Robin Symes, il più grande trafficante inglese
Proprio su Robin Symes si è focalizzato
l’intervento di Fabio Isman, grande conoscitore delle vicende di traffico
clandestino internazionale che negli ultimi cinquant’anni ha privato il nostro
Paese di almeno un milione e mezzo di reperti, secondo la stima effettuata
dall’Università di Princeton; “una vera e propria razzia” – ha sottolineato
Fabio Isman. I pochi reperti restituiti hanno un valore superiore ai due
miliardi di euro e questo dato rivela l’entità di un commercio dalle cifre
stratosferiche e quindi, proprio per questo motivo, molto difficile da
combattere completamente, tanto più che in questo traffico non si sono tirate
indietro neppure le più famose case d’asta. Robin Symes, nativo del quartiere
londinese di Chelsea, era un antiquario che è considerato uno dei più grandi
trafficanti d’arte, soprattutto alla luce dei più recenti recuperi. La fine dei
suoi affari è dovuta ad una circostanza avversa, legata alla morte accidentale
del compagno Christo Michaelides, nel 1999. Quando la sua famiglia intraprese
un’azione legale contro Symes, rivendicando l’eredità di Michaelides,
l’antiquario mentì riguardo l’entità del patrimonio e dunque fu condannato a
due anni di reclusione per l’impostura e per l’oltraggio alla corte (e quindi
non per il reato di ricettazione e vendita di opere d’arte). Le vicende
giudiziarie che hanno portato Symes al fallimento hanno anche rivelato l’enorme
attività di ricettazione e di vendita dei reperti archeologici, trafugati per
buona parte dall’Italia. Presso il suo magazzino di stoccaggio in Svizzera, lo
scorso gennaio le autorità italiane hanno rinvenuto ben 45 casse colme di
reperti dall’Etruria e dall’Italia meridionale, per un valore di circa 9
milioni di euro. Molti di questi oggetti - stiamo parlando di migliaia di
reperti – provenivano da un edificio templare, localizzato probabilmente a
Cerveteri; si tratta di numerosi frammenti di lastre architettoniche policrome
o con rilievi, databili tra la metà e la fine del VI sec. a. C., la cui entità dimostra
chiaramente che il santuario è stato totalmente razziato dai clandestini. E’

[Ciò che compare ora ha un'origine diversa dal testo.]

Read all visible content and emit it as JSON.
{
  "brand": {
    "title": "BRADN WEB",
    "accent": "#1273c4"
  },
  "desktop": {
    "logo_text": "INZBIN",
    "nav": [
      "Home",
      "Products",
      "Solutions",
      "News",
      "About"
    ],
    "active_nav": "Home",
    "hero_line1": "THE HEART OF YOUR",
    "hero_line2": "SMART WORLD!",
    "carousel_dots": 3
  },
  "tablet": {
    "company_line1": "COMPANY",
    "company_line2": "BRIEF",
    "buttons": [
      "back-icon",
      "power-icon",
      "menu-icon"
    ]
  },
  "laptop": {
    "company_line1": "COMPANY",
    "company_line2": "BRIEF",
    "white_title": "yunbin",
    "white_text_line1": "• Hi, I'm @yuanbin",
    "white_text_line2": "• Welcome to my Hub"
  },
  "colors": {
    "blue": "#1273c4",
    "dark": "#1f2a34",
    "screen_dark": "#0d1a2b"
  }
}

uno dei rinvenimenti archeologici più importanti degli ultimi decenni.
E’ stato anche dimostrato che
Symes aveva sicuramente rapporti d’affari con l’italiano Giacomo Medici e con
l’americano Robert E. Hecht, entrambi famigerati trafficanti d’arte che hanno
rifornito numerosi musei in tutto il mondo e in particolare il Paul Getty
Museum. La stessa ex curatrice del museo americano, a riprova degli stretti
rapporti con i faccendieri internazionali, aveva acquistato una villa su
un’isola greca proprio per mezzo di Symes.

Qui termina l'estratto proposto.